An S corporation can have one shareholder whereas an LLC must have at least two members to be treated as a partnership. Some states don't tax partnerships but do tax limited liability companies.
It should be noted that the statutes for LLCs lack uniformity, which could result in businesses operating in multiple states not receiving the same or consistent treatment.
While single-member LLCs are allowed in all states, the business can't elect partnership classification for federal tax purposes and must file a Schedule C as a sole proprietor.
Loss of LLC Flexibility
One of the advantages of an LLC is flexibility in allocating profits and losses among members. However, when an LLC elects S corporation status, this flexibility disappears. S corps must follow strict rules: ownership percentages determine distributions, and profits cannot be allocated disproportionately. This rigidity can disadvantage multi-member LLCs that want to tailor allocations based on investment or management contributions.
Another drawback is ownership restrictions. Unlike LLCs, S corps cannot have foreign owners, certain types of trusts, or more than 100 shareholders. These rules limit growth opportunities and investment options that LLCs might otherwise enjoy.
About S Corporations and Filing Taxes
Shareholders of a corporation must be citizens of the United States or have U.S. residency status. If shares are transferred or sold to a foreign national, S corporation status is terminated and the company is treated as a C corporation. If an S corporation loses its status for any reason, its owners/shareholders must wait a minimum of five years before being eligible to re-elect S corporation status.
Owners who want to take advantage of the limited liability that goes along with a corporation and the "pass-through" tax treatment available with a partnership often choose S corporation status. An S corporation must report its annual income to the IRS each year, filing Form 1120.
Practical Disadvantages of LLCs Taxed as S Corps
Beyond tax savings, there are several practical disadvantages to electing S corp status for an LLC:
- Increased administrative complexity – Payroll setup, annual tax filings (Form 1120-S), and Schedule K-1 preparation raise costs compared to a default LLC structure.
- Limited fringe benefits – Owner-employees holding more than 2% equity cannot deduct many employee benefits such as health insurance premiums on a pre-tax basis.
- Risk of losing S corp status – If ownership rules are violated, the LLC reverts to C corp taxation, exposing it to double taxation.
- Potentially minimal savings – Businesses with lower profits may find that the compliance costs exceed any self-employment tax benefits.
For many small businesses, these drawbacks make the S corp election less attractive than it initially appears. Careful tax projections should be run before making the decision.

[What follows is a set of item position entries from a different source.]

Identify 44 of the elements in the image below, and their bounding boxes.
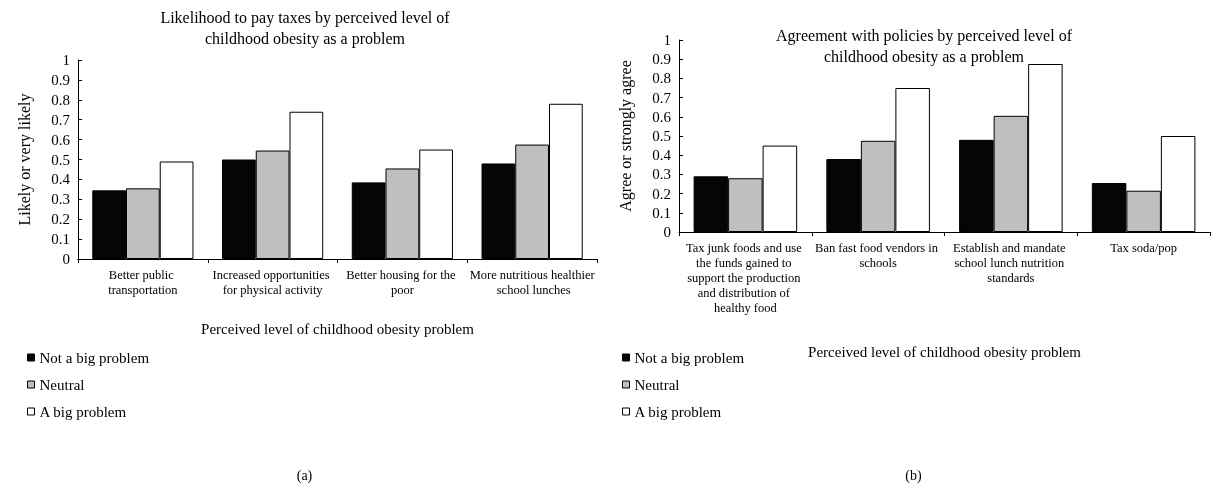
y-tick-label: 0.8 — [51, 91, 70, 108]
y-tick-label: 0.3 — [652, 166, 671, 183]
x-tick-label: Better housing for the poor — [346, 267, 459, 297]
x-tick-label: Establish and mandate school lunch nutrition standards — [953, 240, 1069, 285]
legend-label: Not a big problem — [634, 349, 745, 366]
y-tick-label: 0.2 — [51, 211, 70, 228]
y-tick-label: 0 — [663, 224, 671, 240]
y-tick-label: 0.9 — [51, 71, 70, 88]
x-axis-title: Perceived level of childhood obesity problem — [201, 320, 475, 337]
y-tick-label: 0.1 — [51, 231, 70, 248]
chart-title: Agreement with policies by perceived level of childhood obesity as a problem — [776, 27, 1073, 66]
y-tick-label: 0.4 — [51, 171, 71, 188]
y-tick-label: 1 — [663, 32, 671, 48]
x-tick-label: Better public transportation — [108, 267, 179, 297]
x-tick-label: Increased opportunities for physical activity — [212, 267, 333, 297]
x-tick-label: Tax soda/pop — [1110, 240, 1178, 255]
legend-label: A big problem — [39, 403, 127, 420]
y-tick-label: 0.9 — [652, 51, 671, 68]
text: (b) — [905, 467, 922, 484]
chart-title: Likelihood to pay taxes by perceived level of childhood obesity as a problem — [160, 9, 451, 48]
y-tick-label: 1 — [62, 52, 70, 68]
x-tick-label: More nutritious healthier school lunches — [469, 267, 596, 297]
y-tick-label: 0.4 — [652, 147, 672, 164]
y-tick-label: 0.2 — [652, 185, 671, 202]
legend-label: Neutral — [634, 376, 680, 393]
y-tick-label: 0.7 — [652, 89, 672, 106]
x-tick-label: Ban fast food vendors in schools — [815, 240, 942, 270]
text: (a) — [296, 467, 313, 484]
legend-label: Neutral — [39, 376, 85, 393]
x-axis-title: Perceived level of childhood obesity problem — [808, 343, 1082, 360]
legend-label: A big problem — [634, 403, 722, 420]
y-tick-label: 0.8 — [652, 70, 671, 87]
y-tick-label: 0.6 — [652, 108, 672, 125]
x-tick-label: Tax junk foods and use the funds gained to support the production and distribution of healthy food — [685, 240, 805, 315]
y-tick-label: 0.6 — [51, 131, 71, 148]
y-tick-label: 0.3 — [51, 191, 70, 208]
y-axis-title: Agree or strongly agree — [616, 60, 635, 212]
y-tick-label: 0.7 — [51, 111, 71, 128]
y-tick-label: 0 — [62, 251, 70, 267]
legend-label: Not a big problem — [39, 349, 150, 366]
y-tick-label: 0.1 — [652, 204, 671, 221]
y-tick-label: 0.5 — [652, 128, 671, 144]
y-axis-title: Likely or very likely — [15, 93, 34, 226]
y-tick-label: 0.5 — [51, 151, 70, 168]
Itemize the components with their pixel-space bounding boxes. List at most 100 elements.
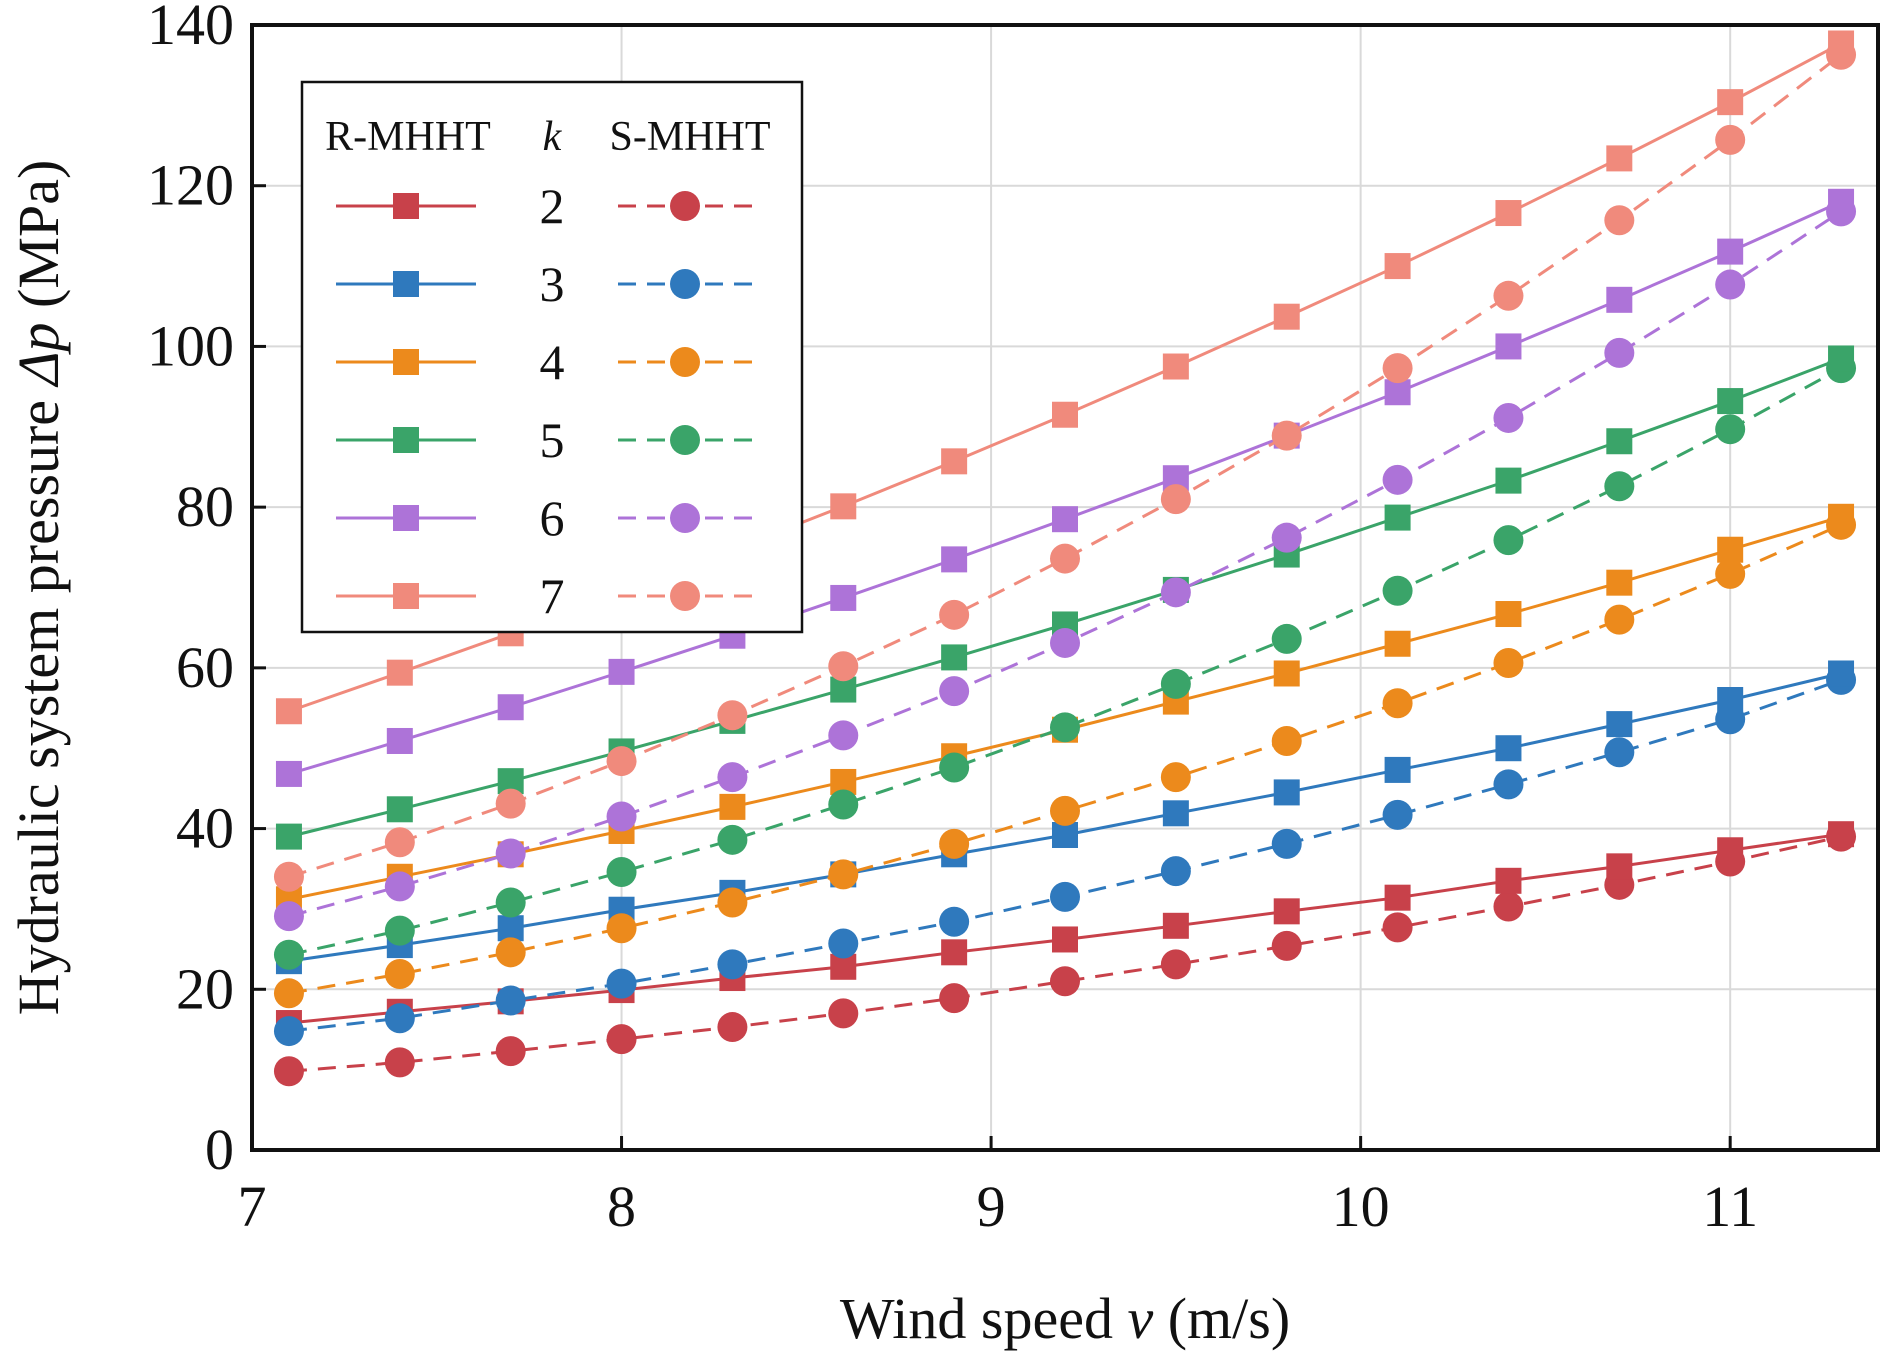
r-mhht-point-k2 (1828, 821, 1855, 848)
y-tick-label: 0 (205, 1117, 234, 1182)
legend-k-label: 4 (540, 334, 565, 390)
legend-header-k: k (543, 114, 563, 160)
r-mhht-point-k4 (1606, 569, 1633, 596)
r-mhht-point-k5 (1384, 504, 1411, 531)
r-mhht-point-k3 (1606, 711, 1633, 738)
s-mhht-point-k5 (1604, 471, 1635, 502)
s-mhht-point-k5 (384, 915, 415, 946)
legend-r-mhht-marker-k2 (393, 193, 419, 219)
x-tick-label: 10 (1332, 1174, 1390, 1239)
r-mhht-point-k7 (1162, 353, 1189, 380)
s-mhht-line-k2 (288, 835, 1842, 1073)
ticks: 7 8 9 10 11 0 20 40 60 80 100 120 140 (147, 0, 1758, 1239)
r-mhht-point-k7 (1495, 200, 1522, 227)
legend-k-label: 3 (540, 256, 565, 312)
legend-s-mhht-marker-k2 (670, 191, 700, 221)
s-mhht-point-k7 (1715, 124, 1746, 155)
s-mhht-point-k7 (1160, 484, 1191, 515)
legend-s-mhht-marker-k6 (670, 503, 700, 533)
s-mhht-point-k4 (717, 887, 748, 918)
legend-box (300, 80, 804, 634)
r-mhht-point-k6 (1495, 333, 1522, 360)
s-mhht-point-k5 (495, 887, 526, 918)
r-mhht-point-k5 (275, 823, 302, 850)
s-mhht-point-k2 (828, 998, 859, 1029)
s-mhht-point-k5 (939, 752, 970, 783)
s-mhht-point-k6 (1382, 464, 1413, 495)
s-mhht-point-k4 (1160, 762, 1191, 793)
s-mhht-point-k6 (495, 838, 526, 869)
s-mhht-point-k7 (1050, 543, 1080, 574)
s-mhht-point-k6 (1715, 269, 1746, 300)
r-mhht-point-k6 (1384, 379, 1411, 406)
s-mhht-point-k2 (939, 983, 970, 1014)
r-mhht-point-k6 (386, 727, 413, 754)
legend-s-mhht-marker-k4 (670, 347, 700, 377)
s-mhht-point-k4 (495, 937, 526, 968)
s-mhht-point-k4 (606, 913, 637, 944)
r-mhht-point-k6 (497, 694, 524, 721)
s-mhht-point-k7 (495, 788, 526, 819)
r-mhht-point-k7 (386, 659, 413, 686)
legend-s-mhht-marker-k7 (670, 581, 700, 611)
s-mhht-point-k3 (1382, 799, 1413, 830)
r-mhht-point-k6 (1828, 188, 1855, 215)
s-mhht-point-k4 (384, 959, 415, 990)
s-mhht-point-k5 (1382, 575, 1413, 606)
s-mhht-point-k7 (1604, 205, 1635, 236)
x-tick-label: 9 (977, 1174, 1006, 1239)
s-mhht-point-k3 (1604, 737, 1635, 768)
legend-r-mhht-marker-k4 (393, 349, 419, 375)
s-mhht-point-k4 (828, 859, 859, 890)
y-tick-label: 40 (176, 796, 234, 861)
s-mhht-point-k3 (1160, 856, 1191, 887)
r-mhht-point-k2 (1717, 837, 1744, 864)
legend-s-mhht-marker-k3 (670, 269, 700, 299)
r-mhht-point-k2 (1384, 884, 1411, 911)
y-tick-label: 100 (147, 313, 234, 378)
r-mhht-point-k2 (1162, 912, 1189, 939)
s-mhht-point-k2 (384, 1047, 415, 1078)
y-tick-label: 20 (176, 956, 234, 1021)
s-mhht-point-k4 (1050, 795, 1080, 826)
x-tick-label: 8 (607, 1174, 636, 1239)
r-mhht-point-k5 (386, 796, 413, 823)
legend: R-MHHT k S-MHHT 2 3 4 5 6 7 (300, 80, 804, 634)
r-mhht-point-k7 (1384, 253, 1411, 280)
s-mhht-point-k5 (1493, 525, 1524, 556)
r-mhht-point-k2 (941, 939, 968, 966)
x-tick-label: 7 (238, 1174, 267, 1239)
r-mhht-point-k2 (1273, 898, 1300, 925)
x-tick-label: 11 (1702, 1174, 1758, 1239)
s-mhht-point-k7 (384, 827, 415, 858)
s-mhht-point-k2 (1160, 949, 1191, 980)
s-mhht-point-k4 (1382, 688, 1413, 719)
s-mhht-point-k7 (1493, 280, 1524, 311)
r-mhht-point-k4 (719, 793, 746, 820)
legend-header-r-mhht: R-MHHT (325, 114, 491, 160)
s-mhht-point-k4 (1715, 558, 1746, 589)
r-mhht-point-k3 (497, 915, 524, 942)
r-mhht-point-k7 (830, 493, 857, 520)
s-mhht-point-k5 (1715, 414, 1746, 445)
r-mhht-point-k7 (1717, 89, 1744, 116)
r-mhht-point-k3 (1717, 687, 1744, 713)
r-mhht-point-k7 (941, 448, 968, 475)
r-mhht-point-k3 (1384, 756, 1411, 783)
s-mhht-point-k3 (939, 906, 970, 937)
s-mhht-point-k2 (717, 1012, 748, 1043)
s-mhht-point-k5 (1271, 623, 1302, 654)
s-mhht-point-k4 (1493, 648, 1524, 679)
s-mhht-point-k5 (828, 789, 859, 820)
s-mhht-point-k6 (717, 762, 748, 793)
s-mhht-point-k4 (939, 828, 970, 859)
legend-s-mhht-marker-k5 (670, 425, 700, 455)
s-mhht-point-k7 (273, 861, 304, 892)
r-mhht-point-k3 (1495, 735, 1522, 762)
s-mhht-point-k6 (1493, 402, 1524, 433)
r-mhht-point-k6 (941, 546, 968, 573)
r-mhht-point-k6 (830, 584, 857, 611)
s-mhht-point-k4 (1604, 604, 1635, 635)
s-mhht-point-k5 (273, 939, 304, 970)
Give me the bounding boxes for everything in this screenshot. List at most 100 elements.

Frequently Asked Questions
-
Why would an LLC choose S corp taxation despite the disadvantages?
To reduce self-employment taxes, especially when the business earns more than what would be considered a “reasonable salary.” -
What is the biggest disadvantage of LLC taxed as S corp?
The biggest drawback is the added complexity of payroll and compliance requirements, which often increase costs. -
Can foreign owners participate in an LLC taxed as an S corp?
No. S corp rules prohibit nonresident aliens from being shareholders, which restricts ownership opportunities. -
Does S corp election eliminate self-employment taxes entirely?
No. Owners must still pay self-employment taxes on their salaries. Only distributions beyond reasonable compensation avoid these taxes. -
When does it make sense for an LLC to avoid S corp status?
When profits are modest, ownership is diverse, or flexibility in allocating earnings is important, remaining a default LLC structure may be better.